Given the challenges faced within the Memphis area, especially when compared to football in other parts of the state, Miller credited the resiliency of the city’s coaches and players for their triumphs this season.
“We have to come out here and get it out the mud,” Miller said after his team knocked off defending champions South Pittsburg. “We don’t have the fields, we don’t have the weight rooms. People wouldn’t believe some of the stuff we go through as coaches in the city to make sure our kids are getting what they need at times.”
Weeks later, Saulsberry unknowingly referenced the same concept of “getting it out the mud,” or “making the most of what you have even when you don’t have much.”
“In the city, it’s tougher because we have so many schools, you’re cutting the pie into so many slices,” Saulsberry said. “When you have those municipalities where all the money is going to one school, they’re resourced better than we are. It’s not a complaint, it’s just the reality of things. Our job is just to continue to build,” he added. “Our kids have to be a little bit hungrier.”
That hunger, or “undenied toughness” as Miller called it, was evident throughout the season, as four state semifinalists (Fairley alongside the finalists) marked the most since five in 2019.

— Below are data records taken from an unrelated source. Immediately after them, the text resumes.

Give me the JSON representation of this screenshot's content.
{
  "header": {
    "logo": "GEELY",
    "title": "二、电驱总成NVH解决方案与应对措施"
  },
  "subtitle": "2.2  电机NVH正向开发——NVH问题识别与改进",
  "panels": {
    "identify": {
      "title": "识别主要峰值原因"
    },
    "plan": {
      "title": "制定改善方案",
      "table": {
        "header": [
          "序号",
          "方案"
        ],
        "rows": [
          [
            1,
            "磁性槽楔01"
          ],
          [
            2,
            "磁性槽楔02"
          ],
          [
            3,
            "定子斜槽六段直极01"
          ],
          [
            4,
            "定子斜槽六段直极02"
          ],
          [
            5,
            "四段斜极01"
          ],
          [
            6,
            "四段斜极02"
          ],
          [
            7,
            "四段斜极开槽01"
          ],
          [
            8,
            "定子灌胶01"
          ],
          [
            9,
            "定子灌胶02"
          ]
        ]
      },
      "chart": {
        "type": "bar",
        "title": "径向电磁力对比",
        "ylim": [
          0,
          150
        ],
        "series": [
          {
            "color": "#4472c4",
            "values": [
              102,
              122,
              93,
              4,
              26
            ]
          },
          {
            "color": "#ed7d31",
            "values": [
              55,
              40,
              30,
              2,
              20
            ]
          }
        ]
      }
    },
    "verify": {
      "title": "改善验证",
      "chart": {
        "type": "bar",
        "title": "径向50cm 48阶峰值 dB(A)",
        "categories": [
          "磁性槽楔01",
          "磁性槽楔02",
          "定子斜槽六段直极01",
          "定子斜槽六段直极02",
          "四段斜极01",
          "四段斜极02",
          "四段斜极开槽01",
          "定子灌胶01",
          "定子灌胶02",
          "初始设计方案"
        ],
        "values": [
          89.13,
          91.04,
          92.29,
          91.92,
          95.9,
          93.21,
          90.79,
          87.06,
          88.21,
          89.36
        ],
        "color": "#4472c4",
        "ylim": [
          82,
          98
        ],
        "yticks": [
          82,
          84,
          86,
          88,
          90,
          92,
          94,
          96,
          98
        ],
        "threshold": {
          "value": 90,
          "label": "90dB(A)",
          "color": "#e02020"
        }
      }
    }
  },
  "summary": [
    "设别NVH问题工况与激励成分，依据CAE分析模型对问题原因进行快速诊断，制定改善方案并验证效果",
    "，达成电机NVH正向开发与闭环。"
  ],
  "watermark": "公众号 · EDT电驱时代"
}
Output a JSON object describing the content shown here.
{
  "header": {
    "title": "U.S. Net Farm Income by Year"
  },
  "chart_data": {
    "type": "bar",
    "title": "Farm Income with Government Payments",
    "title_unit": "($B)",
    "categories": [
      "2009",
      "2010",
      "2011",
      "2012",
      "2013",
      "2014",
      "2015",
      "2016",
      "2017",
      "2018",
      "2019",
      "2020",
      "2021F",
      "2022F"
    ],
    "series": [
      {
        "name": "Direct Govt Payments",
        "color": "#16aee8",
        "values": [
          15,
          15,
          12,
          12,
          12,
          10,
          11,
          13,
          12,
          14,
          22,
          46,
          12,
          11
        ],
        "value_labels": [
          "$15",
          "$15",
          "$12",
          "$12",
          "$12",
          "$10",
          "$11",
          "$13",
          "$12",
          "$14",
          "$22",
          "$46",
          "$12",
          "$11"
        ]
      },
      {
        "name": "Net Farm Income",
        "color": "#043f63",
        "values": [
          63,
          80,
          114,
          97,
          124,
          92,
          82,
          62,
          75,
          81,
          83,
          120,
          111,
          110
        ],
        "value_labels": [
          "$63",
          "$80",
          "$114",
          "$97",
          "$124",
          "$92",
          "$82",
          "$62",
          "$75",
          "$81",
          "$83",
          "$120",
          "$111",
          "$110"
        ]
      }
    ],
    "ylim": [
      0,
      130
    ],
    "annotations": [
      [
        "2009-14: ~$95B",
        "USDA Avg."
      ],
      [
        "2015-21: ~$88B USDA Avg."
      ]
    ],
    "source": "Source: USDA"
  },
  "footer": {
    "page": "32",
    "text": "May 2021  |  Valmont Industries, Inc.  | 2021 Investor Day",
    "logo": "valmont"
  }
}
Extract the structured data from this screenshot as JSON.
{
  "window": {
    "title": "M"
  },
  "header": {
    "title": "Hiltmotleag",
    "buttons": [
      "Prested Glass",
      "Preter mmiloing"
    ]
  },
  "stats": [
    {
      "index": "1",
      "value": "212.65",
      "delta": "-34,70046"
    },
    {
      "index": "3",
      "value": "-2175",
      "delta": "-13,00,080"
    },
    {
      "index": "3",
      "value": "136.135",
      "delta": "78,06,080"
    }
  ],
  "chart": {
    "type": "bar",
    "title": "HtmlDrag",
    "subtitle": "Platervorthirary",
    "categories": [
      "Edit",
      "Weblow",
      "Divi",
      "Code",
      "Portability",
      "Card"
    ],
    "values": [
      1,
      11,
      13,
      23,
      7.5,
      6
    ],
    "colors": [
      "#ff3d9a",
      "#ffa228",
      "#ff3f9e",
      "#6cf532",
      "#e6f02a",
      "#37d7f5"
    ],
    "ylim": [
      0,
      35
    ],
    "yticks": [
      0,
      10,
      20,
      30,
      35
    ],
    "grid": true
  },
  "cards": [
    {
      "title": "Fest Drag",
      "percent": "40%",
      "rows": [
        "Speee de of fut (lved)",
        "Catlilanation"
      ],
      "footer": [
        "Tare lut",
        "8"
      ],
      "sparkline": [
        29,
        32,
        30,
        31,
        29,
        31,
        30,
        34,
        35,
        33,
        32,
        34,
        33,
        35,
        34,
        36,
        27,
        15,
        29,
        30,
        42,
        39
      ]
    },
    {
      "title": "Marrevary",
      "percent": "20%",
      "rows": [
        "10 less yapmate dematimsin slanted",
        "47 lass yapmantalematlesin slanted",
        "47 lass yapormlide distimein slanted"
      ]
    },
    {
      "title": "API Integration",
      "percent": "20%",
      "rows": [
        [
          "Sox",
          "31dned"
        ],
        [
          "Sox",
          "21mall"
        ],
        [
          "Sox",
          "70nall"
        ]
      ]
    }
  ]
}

With this year’s three area finalists, the area’s deep 6A field and surging programs like Fairley, Southwind and others, there is reason to believe that more Memphis state finalists and/or champions could become the trend, especially with the area’s 6A group being divided between Regions 7 and 8 in the upcoming cycle.
“Whoever is the best team in West Tennessee will have a chance to get to the semifinals and that’s the way it should be,” Saulsberry said.
The coaches, and likely many outside of Memphis agree that this is a basketball city. However, the coaches will also argue that football has been and will be strong for a long time.
“I know Memphis doesn’t get a lot of love from Middle and East Tennessee and I understand because we’re a basketball city, but we play good football down in Memphis too,” Miller said.